The Eriksen moulding line is designed for production of chocolate centers for small lentils, balls, eggs, and similar articles and often given a final treatment of sugar-coating or polishing. The heart of the line is its cooled precision rollers forming the articles to perfection.

Choose between type ES, supplied with one mobile roller section, a cooling unit, a cooling tunnel including cooling compressor and cooling element as well as a sieve drum. The Type E is different by having a stationary roller section.  Both types can be accommodated with additional rollers, conveyors or sieves for future production. 


Product Samples

Chocolate eggs

The Eriksen Rollers gently moulds chocolate into uniformly and high quality eggs with a long shelf life. After a cooling process, the eggs can be sugar-coated in various colors. 

Chocolate lentils

Chocolate lentils are made in both white, milk and dark chocolate in high speed and capacity. The lentils can be sugar-coated in various colors after a cooling process. 

Chocolate balls

With the Eriksen Rollers you can mould uniform and accurate chocolate balls with a cooled precision. After a cooling process, the balls are ready to be sugar-coated. 
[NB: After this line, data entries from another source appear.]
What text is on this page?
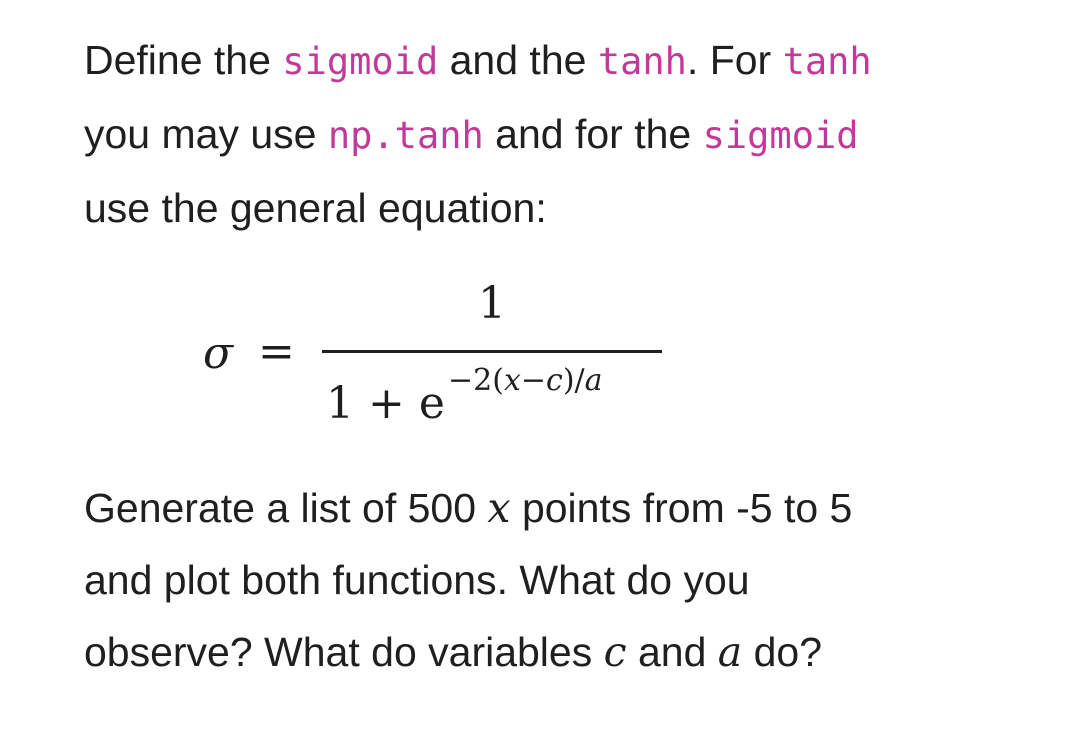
Define the sigmoid and the tanh. For tanh
you may use np.tanh and for the sigmoid
use the general equation:

σ =
1
1 + e −2(x−c)/a

Generate a list of 500 x points from -5 to 5
and plot both functions. What do you
observe? What do variables c and a do?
Experience cooled precision

The chocolate articles are formed between the two Eriksen rollers cooled down to a temperature between -15° and -25°C. This gives you a uniform and cooled precision, resulting in a perfectly shaped final product with a fine gloss, break and consistency. 

The changeover is easily performed between different products, such as lentils, balls, eggs, etc., simply by exchanging the roller. By having an extra set of Eriksen rollers in your moulding line you will achieve great efficiency and minimize your downtime between changeover.